Les premiers morceaux du groupe portent la griffe de Marine. Des chansons qu’elle a « composé il y a plusieurs années, tranquillement, dans [sa] chambre ». Elle les met sur son Myspace de l’époque, avec un effet immédiat. Des amis lui conseillent de pousser l’aventure plus loin. Et voilà.
Aujourd’hui, chaque membre du groupe puise dans les influences des autres. Mais ce qui explique la réussite de la troupe, c’est sûrement l’instrument qui est au centre de ses compositions, la spécialité de Marine : la harpe. Ce n’est pas courant, une harpe sur la scène des Bars en Trans’. Cet instrument, c’est son prolongement naturel, chaque corde pincée est comme une pincée d’élégance. Sur le sujet, elle est intarissable.
Du piano à la harpe, en passant par le ska…
Elle joue de l’instrument depuis ses quinze ans. Aujourd’hui, du haut de ses vingt-quatre printemps, elle s’est construite une belle technique, et surtout, une capacité à manier son instrument comme un danseur mène les pas de sa partenaire. Au départ, c’est éducation classique : « Mes parents possédaient un piano, j’ai commencé à en jouer à six ans ». Déjà, pourtant, c’est de la harpe, qu’elle veut jouer. Mais à parents bornés, liberté différée. Ils disent l’instrument « peu pratique ». La famille déménage à Reims quelques années plus tard, et Marine peut enfin « débuter un cursus classique de harpe, au Conservatoire ».
Là où beaucoup voient dans la harpe un instrument propice aux arrangements les plus classiques, la jeune femme y perçoit un réservoir d’expérimentations. « J’ai commencé à composer tôt. Je n’aimais pas trop la culture classique, alors je me suis lancée dans mes propres compositions », explique-t-elle.
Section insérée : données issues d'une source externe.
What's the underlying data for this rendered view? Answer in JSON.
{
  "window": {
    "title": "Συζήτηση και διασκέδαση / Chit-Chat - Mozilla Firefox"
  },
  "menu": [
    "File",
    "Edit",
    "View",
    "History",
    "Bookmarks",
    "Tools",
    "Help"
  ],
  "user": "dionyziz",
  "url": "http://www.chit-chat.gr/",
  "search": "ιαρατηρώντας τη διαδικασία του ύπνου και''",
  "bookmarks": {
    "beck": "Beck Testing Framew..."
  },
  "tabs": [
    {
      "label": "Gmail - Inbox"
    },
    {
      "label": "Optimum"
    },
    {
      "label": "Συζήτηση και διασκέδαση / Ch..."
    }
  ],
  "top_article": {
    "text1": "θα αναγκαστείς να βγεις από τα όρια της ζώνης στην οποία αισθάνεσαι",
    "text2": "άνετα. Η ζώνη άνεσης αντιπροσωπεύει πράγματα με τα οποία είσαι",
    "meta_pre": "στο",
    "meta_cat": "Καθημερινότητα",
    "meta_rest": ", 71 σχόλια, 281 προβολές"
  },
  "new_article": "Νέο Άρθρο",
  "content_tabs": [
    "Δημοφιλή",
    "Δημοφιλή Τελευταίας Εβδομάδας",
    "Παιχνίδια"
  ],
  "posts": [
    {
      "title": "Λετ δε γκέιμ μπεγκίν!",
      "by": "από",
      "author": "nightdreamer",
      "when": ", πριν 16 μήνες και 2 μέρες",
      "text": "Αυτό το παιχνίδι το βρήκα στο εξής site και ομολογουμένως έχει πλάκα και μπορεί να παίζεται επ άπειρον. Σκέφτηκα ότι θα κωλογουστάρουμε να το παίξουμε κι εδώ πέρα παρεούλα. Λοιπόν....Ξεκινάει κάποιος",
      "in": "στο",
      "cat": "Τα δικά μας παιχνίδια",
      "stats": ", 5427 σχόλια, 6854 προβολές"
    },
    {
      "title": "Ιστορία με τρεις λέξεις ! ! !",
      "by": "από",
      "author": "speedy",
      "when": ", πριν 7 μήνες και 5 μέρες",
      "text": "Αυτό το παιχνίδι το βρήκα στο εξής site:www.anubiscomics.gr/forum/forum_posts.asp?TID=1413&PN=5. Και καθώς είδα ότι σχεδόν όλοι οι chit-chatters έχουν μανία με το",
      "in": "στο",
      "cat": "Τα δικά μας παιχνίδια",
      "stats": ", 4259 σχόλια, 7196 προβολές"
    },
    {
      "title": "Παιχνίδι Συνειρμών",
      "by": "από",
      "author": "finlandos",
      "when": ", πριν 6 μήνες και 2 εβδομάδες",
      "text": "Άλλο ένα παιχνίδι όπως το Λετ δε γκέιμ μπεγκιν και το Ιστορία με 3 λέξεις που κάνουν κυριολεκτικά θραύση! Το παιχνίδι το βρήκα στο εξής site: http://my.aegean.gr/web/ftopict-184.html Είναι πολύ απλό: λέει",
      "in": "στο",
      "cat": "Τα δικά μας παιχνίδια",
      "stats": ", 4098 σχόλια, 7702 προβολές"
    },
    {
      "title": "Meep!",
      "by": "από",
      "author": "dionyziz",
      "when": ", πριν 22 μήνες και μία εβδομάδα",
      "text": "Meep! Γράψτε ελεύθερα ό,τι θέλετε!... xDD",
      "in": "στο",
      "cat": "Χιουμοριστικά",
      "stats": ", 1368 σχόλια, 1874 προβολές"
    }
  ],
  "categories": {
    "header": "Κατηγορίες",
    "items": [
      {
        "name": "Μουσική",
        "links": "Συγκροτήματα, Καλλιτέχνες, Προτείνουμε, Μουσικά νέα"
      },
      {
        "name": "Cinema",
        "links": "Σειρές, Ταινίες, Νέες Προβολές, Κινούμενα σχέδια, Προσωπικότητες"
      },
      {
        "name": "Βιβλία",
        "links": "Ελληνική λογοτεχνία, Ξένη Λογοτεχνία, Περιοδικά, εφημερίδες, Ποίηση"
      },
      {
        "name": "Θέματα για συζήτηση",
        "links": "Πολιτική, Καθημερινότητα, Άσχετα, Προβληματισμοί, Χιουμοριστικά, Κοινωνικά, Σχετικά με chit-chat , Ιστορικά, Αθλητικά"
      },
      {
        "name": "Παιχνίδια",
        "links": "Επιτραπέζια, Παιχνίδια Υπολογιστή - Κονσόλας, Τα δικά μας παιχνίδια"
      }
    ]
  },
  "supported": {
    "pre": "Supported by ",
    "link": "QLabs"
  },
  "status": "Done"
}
Si aujourd’hui, sa musique évoque les mélopées obsédantes de Björk ou les complaintes surréalistes de Radiohead, c’est de ska, qu’elle s’entiche très jeune. « J’ai chanté dans un groupe de ska vers 15 ans. Puis, j’ai eu un premier groupe de chanson française, il y a quatre ans ». Un premier groupe car il y en aura plusieurs, qu’elle fréquente toujours, pour pouvoir décliner son inspiration sous toutes ses formes. Ne jamais s’enfermer.
Le mythe du producteur philantrope
L’aventure Milamarina est en passe de prendre une nouvelle dimension. Si le groupe ne « prévoit pas de sortie d’album prochainement », les mois à venir seront consacrés à la composition, la réflexion. Décembre, janvier, février, Marine entend bien attendre la sortie de l’hiver avant de repartir sur une tournée ou un album. La musique des Rémois se prête bien au printemps. Une ondée de harpe, c’est une petite bruine qui appelle le soleil ! L’attente se trouve aussi quelque peu contrainte : « On cherche des partenaires, reconnait-elle. Et l’idée n’est pas de faire un album en autoproduction. Alors on va prendre le temps ».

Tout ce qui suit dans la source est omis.